Re: [Nautilus-list] remembering different properties in different directories?
- From: Maciej Stachowiak <mjs noisehavoc org>
- To: Havoc Pennington <hp redhat com>
- Cc: Maciej Stachowiak <mjs noisehavoc org>, Ryan Muldoon <rpmuldoon students wisc edu>, "nautilus-list lists eazel com" <nautilus-list lists eazel com>
- Subject: Re: [Nautilus-list] remembering different properties in different directories?
- Date: Tue, 16 Oct 2001 14:19:25 -0700
On 16Oct2001 05:03PM (-0400), Havoc Pennington wrote:
> Maciej Stachowiak <mjs noisehavoc org> writes:
> > There's lots of reasons an application may want to change size or
> > position in an application-controlled rather than
> > window-manager-controlled way. The window manager can handle most
> > user-directed size and position changes but it has no clue about the
> > application-specific context.
> Sadly, by my count the vast majority of apps that try to change
on X Windows
> size/position are doing something that results in inconsistent UI and
> broken window behavior.
Apps are responsible for most of their own sizing and positioning on
Mac OS X and it works pretty well.
> Using Metacity which denies apps this ability, I get much more
> predictable and consistent window behavior, it's very nice. The UI
> is simply better.
Can you cite some specific examples of what is better?
> Yes, 5% of apps may have a good excuse. So we need to provide
> structured semantic escape hatches that allow those excuses through.
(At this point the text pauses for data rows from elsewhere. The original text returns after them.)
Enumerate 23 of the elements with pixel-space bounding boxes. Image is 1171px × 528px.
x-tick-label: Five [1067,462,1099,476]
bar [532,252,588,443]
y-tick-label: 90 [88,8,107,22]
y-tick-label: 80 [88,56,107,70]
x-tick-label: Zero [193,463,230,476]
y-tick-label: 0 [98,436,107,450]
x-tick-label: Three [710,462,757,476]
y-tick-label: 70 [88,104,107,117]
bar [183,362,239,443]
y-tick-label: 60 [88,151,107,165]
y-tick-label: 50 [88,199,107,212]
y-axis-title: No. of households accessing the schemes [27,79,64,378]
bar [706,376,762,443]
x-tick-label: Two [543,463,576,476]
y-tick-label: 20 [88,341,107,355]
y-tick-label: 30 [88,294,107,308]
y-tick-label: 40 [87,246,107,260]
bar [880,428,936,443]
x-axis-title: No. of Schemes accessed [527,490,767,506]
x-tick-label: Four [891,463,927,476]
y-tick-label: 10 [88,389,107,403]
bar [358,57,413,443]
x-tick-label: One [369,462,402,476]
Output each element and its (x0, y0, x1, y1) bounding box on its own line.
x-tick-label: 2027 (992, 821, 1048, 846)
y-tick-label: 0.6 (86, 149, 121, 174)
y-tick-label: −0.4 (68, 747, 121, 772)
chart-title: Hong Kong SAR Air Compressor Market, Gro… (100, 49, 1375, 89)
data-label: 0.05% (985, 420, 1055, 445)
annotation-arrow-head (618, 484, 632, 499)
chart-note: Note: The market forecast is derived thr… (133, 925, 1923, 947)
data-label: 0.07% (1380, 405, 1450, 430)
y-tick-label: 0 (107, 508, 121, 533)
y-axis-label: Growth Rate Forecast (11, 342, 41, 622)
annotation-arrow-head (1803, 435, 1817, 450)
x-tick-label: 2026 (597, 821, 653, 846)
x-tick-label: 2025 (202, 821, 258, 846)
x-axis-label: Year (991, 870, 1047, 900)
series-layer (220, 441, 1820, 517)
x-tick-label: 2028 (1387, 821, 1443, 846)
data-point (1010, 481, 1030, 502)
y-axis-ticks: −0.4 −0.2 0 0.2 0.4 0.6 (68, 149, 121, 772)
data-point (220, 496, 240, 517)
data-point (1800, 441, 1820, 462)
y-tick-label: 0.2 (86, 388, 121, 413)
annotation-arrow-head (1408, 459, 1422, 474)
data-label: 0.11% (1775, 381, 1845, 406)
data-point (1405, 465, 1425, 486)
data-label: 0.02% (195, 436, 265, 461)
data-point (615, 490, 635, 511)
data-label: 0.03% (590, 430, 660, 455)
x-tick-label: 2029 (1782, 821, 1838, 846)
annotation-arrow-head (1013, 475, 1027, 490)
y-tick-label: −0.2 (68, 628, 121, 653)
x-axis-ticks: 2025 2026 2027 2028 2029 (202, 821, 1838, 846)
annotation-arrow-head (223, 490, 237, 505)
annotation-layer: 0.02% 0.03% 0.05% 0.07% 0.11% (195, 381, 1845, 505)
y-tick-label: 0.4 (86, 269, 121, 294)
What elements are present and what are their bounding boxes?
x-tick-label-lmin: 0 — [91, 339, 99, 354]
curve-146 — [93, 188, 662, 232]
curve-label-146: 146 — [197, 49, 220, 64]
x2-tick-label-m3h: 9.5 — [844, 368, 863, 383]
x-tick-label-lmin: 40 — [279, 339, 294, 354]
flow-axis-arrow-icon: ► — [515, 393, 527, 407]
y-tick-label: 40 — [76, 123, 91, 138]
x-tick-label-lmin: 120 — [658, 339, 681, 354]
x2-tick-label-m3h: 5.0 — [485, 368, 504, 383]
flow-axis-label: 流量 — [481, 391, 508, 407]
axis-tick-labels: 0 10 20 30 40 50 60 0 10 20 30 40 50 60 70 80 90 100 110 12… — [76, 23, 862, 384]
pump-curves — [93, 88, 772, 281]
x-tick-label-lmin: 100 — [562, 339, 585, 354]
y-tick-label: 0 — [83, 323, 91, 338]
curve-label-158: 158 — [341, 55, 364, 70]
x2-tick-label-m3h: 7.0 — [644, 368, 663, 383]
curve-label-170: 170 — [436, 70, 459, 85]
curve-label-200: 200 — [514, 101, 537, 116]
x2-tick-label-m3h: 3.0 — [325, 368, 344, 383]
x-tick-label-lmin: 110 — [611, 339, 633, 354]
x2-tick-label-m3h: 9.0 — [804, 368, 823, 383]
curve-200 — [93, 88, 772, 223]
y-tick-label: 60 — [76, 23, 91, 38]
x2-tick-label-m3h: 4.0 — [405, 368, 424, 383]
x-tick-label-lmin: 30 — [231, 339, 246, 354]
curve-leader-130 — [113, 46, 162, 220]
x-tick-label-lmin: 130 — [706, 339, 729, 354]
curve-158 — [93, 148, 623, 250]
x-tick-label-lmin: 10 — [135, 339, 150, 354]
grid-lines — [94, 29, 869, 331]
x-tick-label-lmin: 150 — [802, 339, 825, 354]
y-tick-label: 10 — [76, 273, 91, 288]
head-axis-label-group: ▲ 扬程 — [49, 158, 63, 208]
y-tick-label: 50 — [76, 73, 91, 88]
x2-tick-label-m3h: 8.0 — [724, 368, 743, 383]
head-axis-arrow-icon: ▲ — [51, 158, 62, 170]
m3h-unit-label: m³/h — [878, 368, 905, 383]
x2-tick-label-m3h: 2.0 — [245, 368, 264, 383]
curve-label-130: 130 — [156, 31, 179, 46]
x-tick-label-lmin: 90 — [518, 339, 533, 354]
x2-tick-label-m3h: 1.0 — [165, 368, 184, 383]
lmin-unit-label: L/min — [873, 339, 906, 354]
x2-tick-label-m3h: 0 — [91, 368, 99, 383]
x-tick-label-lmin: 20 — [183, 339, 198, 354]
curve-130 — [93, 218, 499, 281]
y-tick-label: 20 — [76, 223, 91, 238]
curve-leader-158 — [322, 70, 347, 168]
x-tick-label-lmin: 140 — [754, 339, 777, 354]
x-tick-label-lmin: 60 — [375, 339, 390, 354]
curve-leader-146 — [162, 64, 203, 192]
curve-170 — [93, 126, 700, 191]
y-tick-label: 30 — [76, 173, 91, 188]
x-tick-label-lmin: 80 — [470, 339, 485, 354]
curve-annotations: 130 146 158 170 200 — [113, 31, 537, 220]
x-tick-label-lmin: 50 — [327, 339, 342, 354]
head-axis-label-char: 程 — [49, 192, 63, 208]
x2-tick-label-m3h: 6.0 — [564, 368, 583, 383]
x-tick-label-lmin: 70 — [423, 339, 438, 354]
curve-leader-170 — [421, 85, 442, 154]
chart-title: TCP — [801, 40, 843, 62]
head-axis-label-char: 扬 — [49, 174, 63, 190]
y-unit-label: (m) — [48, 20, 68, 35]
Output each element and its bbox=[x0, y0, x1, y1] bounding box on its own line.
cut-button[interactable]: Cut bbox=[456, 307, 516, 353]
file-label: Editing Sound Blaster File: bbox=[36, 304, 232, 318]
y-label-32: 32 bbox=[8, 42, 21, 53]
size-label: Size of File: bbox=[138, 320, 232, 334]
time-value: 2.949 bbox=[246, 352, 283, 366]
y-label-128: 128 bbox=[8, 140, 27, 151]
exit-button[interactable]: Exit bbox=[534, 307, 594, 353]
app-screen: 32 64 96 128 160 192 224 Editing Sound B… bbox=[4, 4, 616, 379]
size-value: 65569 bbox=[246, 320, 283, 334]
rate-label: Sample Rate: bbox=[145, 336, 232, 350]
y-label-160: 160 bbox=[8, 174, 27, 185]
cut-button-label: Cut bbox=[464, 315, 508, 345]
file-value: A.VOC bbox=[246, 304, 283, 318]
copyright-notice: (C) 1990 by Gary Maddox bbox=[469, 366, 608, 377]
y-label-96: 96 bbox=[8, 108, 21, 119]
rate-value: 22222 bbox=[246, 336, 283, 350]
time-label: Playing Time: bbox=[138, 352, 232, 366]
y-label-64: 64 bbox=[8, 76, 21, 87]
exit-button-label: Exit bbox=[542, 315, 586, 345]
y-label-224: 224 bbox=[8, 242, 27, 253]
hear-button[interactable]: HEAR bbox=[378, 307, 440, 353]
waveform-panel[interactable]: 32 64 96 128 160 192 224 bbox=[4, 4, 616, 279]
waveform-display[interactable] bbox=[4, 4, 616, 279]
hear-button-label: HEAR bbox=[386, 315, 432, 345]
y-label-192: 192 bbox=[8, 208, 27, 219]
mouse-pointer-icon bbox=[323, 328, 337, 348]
Ultimately you'll end up reimplementing full size/positioning support
but through a different mechanism than the standard one. I'm not
really sure how this is a win.
> > Consider my thread recently about smoothly resizing windows when the
> > contents change. There's no way the window manager can handle that
> > because it knows nothing about the window context.
> I think smoothly resizing may require window manager support in any
> case, even for a WM that honors all app requests. It depends on
> exactly what you want to do.
It definitely requires window manager support. It requires the window
manager to honor the resize request. :-)
> The current situation is that the policy is theoretically in the
> window manager, but most WMs let apps override the WM policy; however,
> apps do that at random and inconsistently, with no clear guidelines on
> when or why. My argument would be that apps _can't_ know what to do,
> because they don't have all the necessary information about user
> config, other windows on the screen, etc. to make an informed choice.
This may make sense for individual positioning (even then I'd
disagree, because the application-specific situation is often more
important than any concerns about other windows on the screen).
But it definitely does not apply to resizing once the window is
mapped, since that has nothing to do with global policy decisions.
In fact, I could not find any examples of this happening and having a
bad result. The five cases I found (in my brief cursory search) were:
1) The panel changes size when I change a panel's type from edge to
aligned or whatever.
2) When I scale down an image in the gimp, the window containing the
image resizes correspondingly.
3) Gnome Mines changes the window size when I change the game grid
4) When I set my mpeg player to play a clip in double size, the window
5) When I change the terminal's font size, the window resizes (in
pixels) to maintain the same character row x column size.
All of these resize requests are obviously correct and should be
honored. What is the benefit of ignoring them? Where are the
applications that make "bad" window resize requests after mapping
which should be ignored?
> The reason apps _want_ to override is that from time to time they do
> have an extra bit of info that should be taken into account for
> handling a particular window in a particular circumstance. I believe
> the simplest path to a fully correct UI here is to have apps convey
> this information to the window manager when appropriate. The window
> type hint in EWMH is a good start that handles many cases. The
> proposal I've had on wm-spec-list for restoring window positions (as
> for a Nautilus file window) I think handles the other big case. At
> that point I think the problem will be solved, pretty much.
This may be a good solution for some cases of setting initial window
position. I don't see how it implies to post-map resizing.
> I'm actively pushing to extend the WM spec for this, because I'm
> really sold on how much nicer Metacity is due to ignoring various
> pieces of application crackrock and enforcing a consistent UI instead.
I think you will have to be more specific about these benefits for
your testimonial to be convincing.
> Plus, I think it is simply a logically inevitable fact that having
> both the app and the window manager able to position a window, with no
> clear spec for when one should do it vs. the other, cannot lead to a
> coherent window size/positioning policy. Look at the entire history of
> the X window system UI sucking for empirical evidence, if you don't
> buy the a priori argument. ;-)
I think the more general problem is lack of policy. The use of many
different GUI toolkits with different behavior is an equally serious
problem (imagine a random user clicking on an Xaw application's
scrollbar), but I don't think anyone is writing a window manager that
refuses to run non-Gtk applications.